I went on a month-long excavation in Mongolia around 8 years ago, and 2 days before I was supposed to fly home I had gone to dinner where they accidentally ran my credit card for $100 more than they meant to. The compromise was to hand me change in the local currency. So the next day I spend all that money on souvenirs for my family.
At the airport I find out my bag is overweight.
The check-in lady doesn’t know English. I don’t know Mongolian.
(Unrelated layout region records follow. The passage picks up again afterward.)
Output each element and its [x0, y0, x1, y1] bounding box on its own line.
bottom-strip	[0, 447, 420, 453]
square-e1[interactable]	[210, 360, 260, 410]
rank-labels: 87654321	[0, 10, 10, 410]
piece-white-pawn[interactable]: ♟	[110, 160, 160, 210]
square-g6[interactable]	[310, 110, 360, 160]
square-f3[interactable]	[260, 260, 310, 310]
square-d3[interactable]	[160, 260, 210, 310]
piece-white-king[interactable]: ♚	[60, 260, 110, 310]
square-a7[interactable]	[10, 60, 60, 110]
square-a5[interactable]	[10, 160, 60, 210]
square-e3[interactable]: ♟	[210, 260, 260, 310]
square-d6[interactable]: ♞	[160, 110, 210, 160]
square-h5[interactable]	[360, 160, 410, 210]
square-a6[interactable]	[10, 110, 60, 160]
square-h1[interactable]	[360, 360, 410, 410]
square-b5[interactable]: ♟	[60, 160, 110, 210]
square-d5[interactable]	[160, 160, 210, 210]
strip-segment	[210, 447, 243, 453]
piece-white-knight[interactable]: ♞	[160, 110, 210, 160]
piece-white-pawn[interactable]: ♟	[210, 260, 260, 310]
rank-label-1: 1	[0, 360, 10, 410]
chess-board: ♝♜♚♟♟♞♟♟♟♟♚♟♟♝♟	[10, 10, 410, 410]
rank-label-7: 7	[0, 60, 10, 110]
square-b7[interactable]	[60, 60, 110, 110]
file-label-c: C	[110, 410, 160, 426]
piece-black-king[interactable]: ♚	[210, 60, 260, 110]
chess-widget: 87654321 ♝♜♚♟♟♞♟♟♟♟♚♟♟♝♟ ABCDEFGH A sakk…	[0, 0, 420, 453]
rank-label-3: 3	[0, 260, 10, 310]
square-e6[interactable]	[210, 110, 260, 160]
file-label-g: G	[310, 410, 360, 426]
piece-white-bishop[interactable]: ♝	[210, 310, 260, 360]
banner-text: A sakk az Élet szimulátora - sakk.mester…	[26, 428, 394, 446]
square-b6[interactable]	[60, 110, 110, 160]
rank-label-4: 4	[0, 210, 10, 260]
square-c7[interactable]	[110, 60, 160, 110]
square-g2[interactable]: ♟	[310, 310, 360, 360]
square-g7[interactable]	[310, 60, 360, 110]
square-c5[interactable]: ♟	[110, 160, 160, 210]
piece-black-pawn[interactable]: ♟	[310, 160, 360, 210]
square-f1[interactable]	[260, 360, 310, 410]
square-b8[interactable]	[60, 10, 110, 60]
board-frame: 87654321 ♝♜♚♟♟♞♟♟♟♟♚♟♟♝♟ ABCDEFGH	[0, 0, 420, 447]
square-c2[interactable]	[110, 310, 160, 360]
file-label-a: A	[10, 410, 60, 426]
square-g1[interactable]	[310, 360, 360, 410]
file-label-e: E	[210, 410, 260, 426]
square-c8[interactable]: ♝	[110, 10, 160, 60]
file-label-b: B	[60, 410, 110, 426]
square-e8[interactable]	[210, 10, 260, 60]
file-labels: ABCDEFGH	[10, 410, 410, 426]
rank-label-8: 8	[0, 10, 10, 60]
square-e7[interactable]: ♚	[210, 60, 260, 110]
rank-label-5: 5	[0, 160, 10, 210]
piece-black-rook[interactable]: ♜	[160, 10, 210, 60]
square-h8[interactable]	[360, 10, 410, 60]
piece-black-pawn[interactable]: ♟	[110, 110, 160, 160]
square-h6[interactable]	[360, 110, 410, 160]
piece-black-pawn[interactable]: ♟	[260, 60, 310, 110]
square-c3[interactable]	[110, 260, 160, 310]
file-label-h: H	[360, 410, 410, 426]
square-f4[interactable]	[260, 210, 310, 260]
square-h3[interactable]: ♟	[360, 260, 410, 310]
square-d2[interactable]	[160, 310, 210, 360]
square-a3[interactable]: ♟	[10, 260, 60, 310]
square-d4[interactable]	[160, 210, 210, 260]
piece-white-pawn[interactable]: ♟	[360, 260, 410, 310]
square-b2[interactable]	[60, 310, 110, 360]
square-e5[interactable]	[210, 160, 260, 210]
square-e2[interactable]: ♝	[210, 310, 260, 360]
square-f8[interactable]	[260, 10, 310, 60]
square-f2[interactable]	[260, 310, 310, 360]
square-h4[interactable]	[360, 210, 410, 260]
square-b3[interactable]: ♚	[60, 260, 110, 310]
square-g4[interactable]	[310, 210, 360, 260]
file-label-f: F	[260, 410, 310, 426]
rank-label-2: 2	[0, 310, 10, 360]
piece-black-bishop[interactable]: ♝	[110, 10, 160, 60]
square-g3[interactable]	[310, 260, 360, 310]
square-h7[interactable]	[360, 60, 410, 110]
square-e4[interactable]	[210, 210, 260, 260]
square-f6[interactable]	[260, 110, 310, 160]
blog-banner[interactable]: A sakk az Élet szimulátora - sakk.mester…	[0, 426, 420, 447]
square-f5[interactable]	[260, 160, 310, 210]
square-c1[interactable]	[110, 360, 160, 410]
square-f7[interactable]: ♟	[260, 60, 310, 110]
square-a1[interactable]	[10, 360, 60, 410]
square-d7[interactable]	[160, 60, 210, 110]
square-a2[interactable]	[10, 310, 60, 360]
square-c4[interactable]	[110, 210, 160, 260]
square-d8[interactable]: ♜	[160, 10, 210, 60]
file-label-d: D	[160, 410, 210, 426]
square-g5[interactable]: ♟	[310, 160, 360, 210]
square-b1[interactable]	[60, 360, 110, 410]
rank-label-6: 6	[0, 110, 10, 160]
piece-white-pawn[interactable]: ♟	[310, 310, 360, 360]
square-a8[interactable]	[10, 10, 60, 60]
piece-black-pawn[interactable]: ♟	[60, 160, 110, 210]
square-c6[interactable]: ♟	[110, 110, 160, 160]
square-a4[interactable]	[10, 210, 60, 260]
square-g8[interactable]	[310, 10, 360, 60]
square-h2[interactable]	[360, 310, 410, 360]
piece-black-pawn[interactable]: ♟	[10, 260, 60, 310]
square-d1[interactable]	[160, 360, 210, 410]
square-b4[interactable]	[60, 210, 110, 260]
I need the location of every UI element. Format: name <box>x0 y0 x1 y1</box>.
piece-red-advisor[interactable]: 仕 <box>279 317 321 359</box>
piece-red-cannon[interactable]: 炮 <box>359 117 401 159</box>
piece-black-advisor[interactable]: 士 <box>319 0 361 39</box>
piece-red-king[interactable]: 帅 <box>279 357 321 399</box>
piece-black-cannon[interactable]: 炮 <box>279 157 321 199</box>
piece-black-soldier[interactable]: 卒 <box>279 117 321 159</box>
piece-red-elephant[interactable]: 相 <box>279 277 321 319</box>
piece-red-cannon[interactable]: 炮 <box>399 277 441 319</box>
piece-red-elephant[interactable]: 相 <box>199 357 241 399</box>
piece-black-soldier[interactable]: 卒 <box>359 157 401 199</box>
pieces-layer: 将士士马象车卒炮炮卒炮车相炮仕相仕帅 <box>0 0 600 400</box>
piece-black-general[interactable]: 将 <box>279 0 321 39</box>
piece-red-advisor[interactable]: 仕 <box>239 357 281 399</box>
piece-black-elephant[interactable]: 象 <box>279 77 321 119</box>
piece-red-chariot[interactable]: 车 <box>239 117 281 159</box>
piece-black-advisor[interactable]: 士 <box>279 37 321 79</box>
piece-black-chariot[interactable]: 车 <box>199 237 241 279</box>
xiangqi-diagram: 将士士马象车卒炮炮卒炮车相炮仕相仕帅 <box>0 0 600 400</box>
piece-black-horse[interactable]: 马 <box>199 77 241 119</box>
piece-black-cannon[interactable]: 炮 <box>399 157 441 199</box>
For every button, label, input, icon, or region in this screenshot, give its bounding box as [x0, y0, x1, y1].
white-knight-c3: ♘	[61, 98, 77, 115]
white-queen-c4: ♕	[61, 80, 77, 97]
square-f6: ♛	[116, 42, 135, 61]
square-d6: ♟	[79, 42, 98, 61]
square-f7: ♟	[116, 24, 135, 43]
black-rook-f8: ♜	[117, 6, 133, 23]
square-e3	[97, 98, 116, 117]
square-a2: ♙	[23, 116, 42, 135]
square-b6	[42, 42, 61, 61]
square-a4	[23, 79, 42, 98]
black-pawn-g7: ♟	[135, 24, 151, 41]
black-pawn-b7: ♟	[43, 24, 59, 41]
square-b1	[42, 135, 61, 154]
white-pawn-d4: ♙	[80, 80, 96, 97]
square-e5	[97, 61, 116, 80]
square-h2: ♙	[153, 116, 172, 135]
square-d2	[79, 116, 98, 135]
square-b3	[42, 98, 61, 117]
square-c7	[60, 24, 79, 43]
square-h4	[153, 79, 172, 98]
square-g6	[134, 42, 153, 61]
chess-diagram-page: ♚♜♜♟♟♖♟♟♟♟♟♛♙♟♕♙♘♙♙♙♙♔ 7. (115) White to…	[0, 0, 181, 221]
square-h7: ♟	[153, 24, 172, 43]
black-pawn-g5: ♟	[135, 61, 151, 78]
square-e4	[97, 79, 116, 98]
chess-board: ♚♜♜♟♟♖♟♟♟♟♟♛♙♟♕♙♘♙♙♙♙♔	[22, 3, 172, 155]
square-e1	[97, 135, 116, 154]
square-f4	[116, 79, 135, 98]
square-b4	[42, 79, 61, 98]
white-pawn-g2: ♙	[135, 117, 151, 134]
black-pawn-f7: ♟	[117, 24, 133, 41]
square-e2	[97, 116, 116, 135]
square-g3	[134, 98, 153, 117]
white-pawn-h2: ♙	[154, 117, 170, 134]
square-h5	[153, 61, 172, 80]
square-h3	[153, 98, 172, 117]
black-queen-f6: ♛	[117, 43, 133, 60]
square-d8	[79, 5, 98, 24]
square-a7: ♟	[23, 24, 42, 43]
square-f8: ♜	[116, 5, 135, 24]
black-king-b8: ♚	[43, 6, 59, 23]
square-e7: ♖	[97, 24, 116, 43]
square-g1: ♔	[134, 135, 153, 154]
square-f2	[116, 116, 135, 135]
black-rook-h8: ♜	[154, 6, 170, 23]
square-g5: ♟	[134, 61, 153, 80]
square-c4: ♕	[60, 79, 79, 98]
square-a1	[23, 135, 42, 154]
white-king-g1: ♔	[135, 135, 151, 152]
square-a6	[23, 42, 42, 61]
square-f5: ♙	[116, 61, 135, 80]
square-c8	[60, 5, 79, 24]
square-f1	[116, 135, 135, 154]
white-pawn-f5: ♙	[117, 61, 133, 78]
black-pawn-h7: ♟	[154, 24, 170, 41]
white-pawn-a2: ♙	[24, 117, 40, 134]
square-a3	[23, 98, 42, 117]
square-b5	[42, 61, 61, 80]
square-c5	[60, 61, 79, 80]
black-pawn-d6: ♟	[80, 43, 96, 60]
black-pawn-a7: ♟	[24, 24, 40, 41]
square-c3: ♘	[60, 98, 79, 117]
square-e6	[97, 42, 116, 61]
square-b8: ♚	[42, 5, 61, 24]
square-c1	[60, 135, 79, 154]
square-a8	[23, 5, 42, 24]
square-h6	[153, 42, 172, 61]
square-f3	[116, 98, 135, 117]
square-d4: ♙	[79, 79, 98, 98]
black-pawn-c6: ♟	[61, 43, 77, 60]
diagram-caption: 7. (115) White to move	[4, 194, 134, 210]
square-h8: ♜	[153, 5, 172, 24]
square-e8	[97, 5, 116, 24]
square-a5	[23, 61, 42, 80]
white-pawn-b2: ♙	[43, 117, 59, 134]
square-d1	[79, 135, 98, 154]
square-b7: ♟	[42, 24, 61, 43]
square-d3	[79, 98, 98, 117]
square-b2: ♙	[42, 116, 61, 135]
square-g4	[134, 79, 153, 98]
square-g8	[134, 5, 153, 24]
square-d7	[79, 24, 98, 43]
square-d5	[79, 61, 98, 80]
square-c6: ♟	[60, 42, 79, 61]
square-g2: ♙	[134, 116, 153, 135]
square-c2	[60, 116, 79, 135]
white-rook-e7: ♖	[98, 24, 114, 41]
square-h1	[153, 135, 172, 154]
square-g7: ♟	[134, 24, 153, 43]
I open my suitcase. I pull out my camping blanket. I pull out my body pillow (shaped like a 5-foot-long mahi mahi). I am still over the weight limit.
Through a translation app she suggests moving any textbooks into my carry-on.
I don’t have any books but I shuffle things around. I am still over the weight limit.
I reach into my bag. Pull out my tool kit with all my archaeology things. Pull out a hammer. Place it on the check in counter.
The lady looses it.
She can’t stop laughing at my Mary Poppins-like clown car of a suitcase.
Everything goes back into the bag except the hammer and the blanket. I am finally under the weight limit.
I fold the blanket and keep it in my arms. I slide the hammer over to her and smile. She starts laughing again, but takes my bag and waves me through.
I think about her sometimes, and wonder if she still thinks about the crazy American woman who brought a giant fish pillow and a hammer on vacation.